In contrast, less empathic counselors’ clients tend to not do as well. Even in studies in which counselors provide clients with the same manual-guided treatment, they vary in their effectiveness. What accounts for the difference? Study after study reveals that the key is empathy.

  • Is Nonconfrontational

In contrast to the benefits of being empathic, Miller notes one study in which researchers were able to predict drinking outcomes over one year after treatment from a single therapist response during treatment: “the more the therapist confronted, the more the client drank.”

Tracing the history of confrontational approaches in addiction treatment in an article in Counselor magazine, William L. White, M.A. and Dr. Miller cite multiple studies showing that confrontational approaches are ineffective and can be harmful. They note that that accusing, confronting, labeling, and demeaning people may cause defensiveness and thereby appear to confirm stereotypes about those with substance use disorders such as being “in denial,” dishonest, and oppositional. White and Miller stress that science does not support the notion that there’s a unique “addict personality” wherein people with drug and alcohol problems display such characteristics – in fact, research shows that such individuals are extremely diverse.

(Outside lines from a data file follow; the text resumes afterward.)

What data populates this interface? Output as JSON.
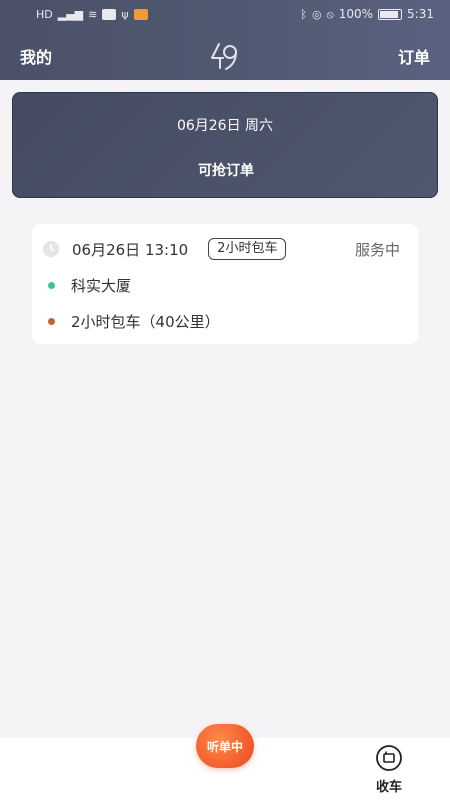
{
  "status_bar": {
    "left_icons": [
      "sim-hd-icon",
      "signal-icon",
      "wifi-icon",
      "app-notify-icon",
      "usb-icon",
      "media-icon"
    ],
    "battery": "100%",
    "time": "5:31"
  },
  "header": {
    "left_link": "我的",
    "right_link": "订单",
    "logo": "brand-49-logo"
  },
  "date_card": {
    "date": "06月26日 周六",
    "action": "可抢订单"
  },
  "order": {
    "time": "06月26日 13:10",
    "type_badge": "2小时包车",
    "status": "服务中",
    "location": "科实大厦",
    "detail": "2小时包车（40公里）"
  },
  "bottom_bar": {
    "listen_label": "听单中",
    "park_label": "收车"
  },
  "colors": {
    "header": "#4e566e",
    "accent_orange": "#f25a2a",
    "dot_green": "#3ac39d",
    "dot_brown": "#c0642e"
  }
}
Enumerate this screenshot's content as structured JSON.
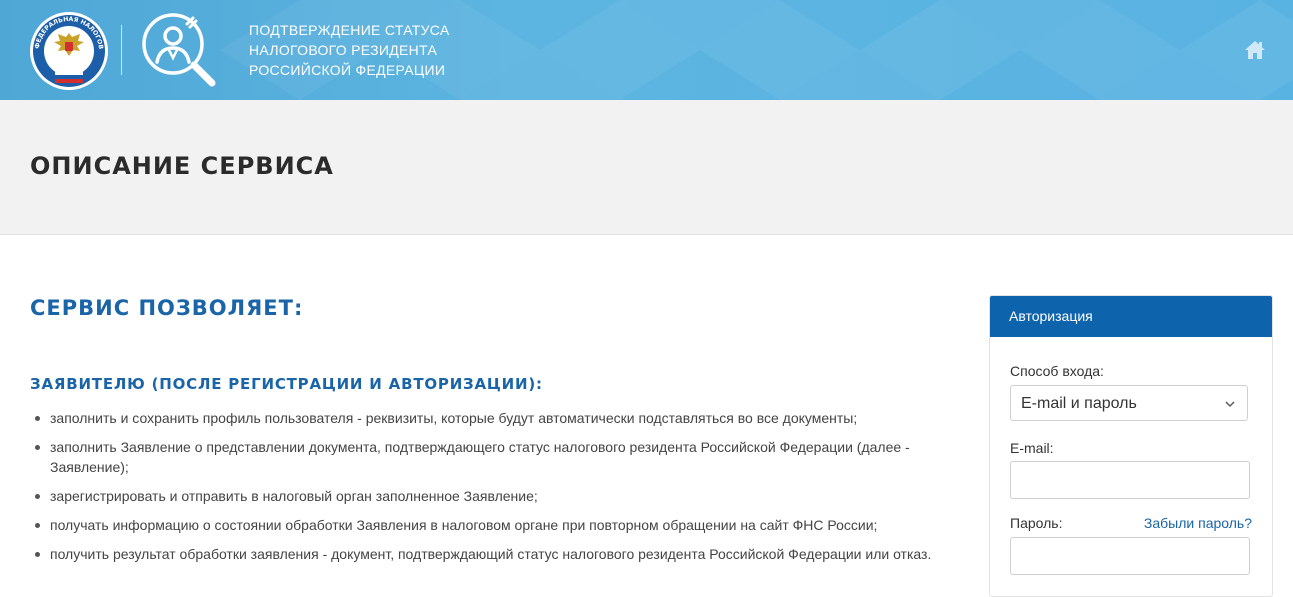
{
  "header": {
    "title_lines": [
      "ПОДТВЕРЖДЕНИЕ СТАТУСА",
      "НАЛОГОВОГО РЕЗИДЕНТА",
      "РОССИЙСКОЙ ФЕДЕРАЦИИ"
    ],
    "emblem_text": "ФЕДЕРАЛЬНАЯ НАЛОГОВАЯ СЛУЖБА",
    "logo_icon": "fns-emblem-icon",
    "service_icon": "person-wrench-magnifier-icon",
    "home_icon": "home-icon",
    "colors": {
      "gradient_start": "#4fa7d6",
      "gradient_end": "#59b3e2"
    }
  },
  "page": {
    "title": "ОПИСАНИЕ СЕРВИСА"
  },
  "main": {
    "section_title": "СЕРВИС ПОЗВОЛЯЕТ:",
    "subsection_title": "ЗАЯВИТЕЛЮ (ПОСЛЕ РЕГИСТРАЦИИ И АВТОРИЗАЦИИ):",
    "features": [
      "заполнить и сохранить профиль пользователя - реквизиты, которые будут автоматически подставляться во все документы;",
      "заполнить Заявление о представлении документа, подтверждающего статус налогового резидента Российской Федерации (далее - Заявление);",
      "зарегистрировать и отправить в налоговый орган заполненное Заявление;",
      "получать информацию о состоянии обработки Заявления в налоговом органе при повторном обращении на сайт ФНС России;",
      "получить результат обработки заявления - документ, подтверждающий статус налогового резидента Российской Федерации или отказ."
    ]
  },
  "auth": {
    "header": "Авторизация",
    "login_method_label": "Способ входа:",
    "login_method_value": "E-mail и пароль",
    "email_label": "E-mail:",
    "email_value": "",
    "password_label": "Пароль:",
    "password_value": "",
    "forgot_link": "Забыли пароль?",
    "colors": {
      "header_bg": "#0e63ad",
      "link": "#1a64a8"
    }
  }
}
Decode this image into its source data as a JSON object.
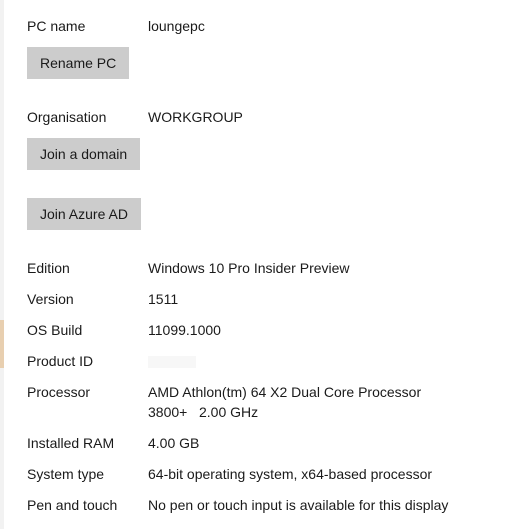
{
  "accent_color": "#e8cfb0",
  "pc_name": {
    "label": "PC name",
    "value": "loungepc",
    "button": "Rename PC"
  },
  "organisation": {
    "label": "Organisation",
    "value": "WORKGROUP",
    "join_domain": "Join a domain",
    "join_azure": "Join Azure AD"
  },
  "specs": {
    "edition": {
      "label": "Edition",
      "value": "Windows 10 Pro Insider Preview"
    },
    "version": {
      "label": "Version",
      "value": "1511"
    },
    "os_build": {
      "label": "OS Build",
      "value": "11099.1000"
    },
    "product_id": {
      "label": "Product ID",
      "value": ""
    },
    "processor": {
      "label": "Processor",
      "value_line1": "AMD Athlon(tm) 64 X2 Dual Core Processor",
      "value_line2": "3800+   2.00 GHz"
    },
    "ram": {
      "label": "Installed RAM",
      "value": "4.00 GB"
    },
    "system_type": {
      "label": "System type",
      "value": "64-bit operating system, x64-based processor"
    },
    "pen_touch": {
      "label": "Pen and touch",
      "value": "No pen or touch input is available for this display"
    }
  }
}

  • Collaborates With You in a “Client-Centered” Way

In Treating Addiction, the authors stress the import for counselors of using a style with clients that “communicates not ‘I have what you need,’ but rather, ‘You have what you need, and together we will find it.’” A good counselor will also teach new skills, provide guidance, make suggestions, and provide experience but in that context allows you to make your own decisions.

Unfortunately, many treatment programs have a predetermined “program” that varies little from one client to the next – some people I interviewed referred to this as “cookie-cutter” approach. One woman who went to a very prominent residential facility said she looked around at what her roommates were doing at night and found, “We were all doing the same homework.” Another young woman who went to the same facility just recently told me what her personal treatment goals were – however, none of her goals appeared on the treatment plan her counselor came up with. In contrast, at an outpatient program I visited where clients were not coerced to do anything and instead were given choices, one of them told me the upshot is, “You’re more comfortable, more likely to tell the truth if you make a mistake.”

In short, a good counselor “meets you where you’re at”, guides you in a gentle and caring way, involves you in setting your own treatment goals, allows you to switch counselors if desired, encourages outside support that best meets your needs (for instance, allows for options other than 12-step), and changes goals that aren’t working.

Meeting Your Needs First

A 2009 review of studies published in the Journal of Clinical Psychology indicated that clients matched to their preferred treatment were about half as likely to drop out of treatment and had close to a 60 percent chance of showing greater improvement when compared with clients not given a choice.

A staff member at an outpatient program I visited rather snidely told me the most common resistance he encounters in treatment is “terminal uniqueness.” He described this as an attitude of “I’m different; no one understands me; that might work for them, but it isn’t going to work for me.”

In one fell swoop this demonstrates lack of empathy when clients feel their needs aren’t being met; a confrontational attitude by labeling and generalizing about a group of people; and a noncollaborative nature by failing to recognize that every person with a substance use disorder is unique with individual needs that should be met by a personalized plan, taking into account what the client expresses as needs and concerns.

Dr. Miller told me, “People do have hunches about what will work best for them. And those who choose from among options tend to ‘own’ what they’ve chosen and stay with it. So why would you not let clients choose? If one thing isn’t working, you can try something else.”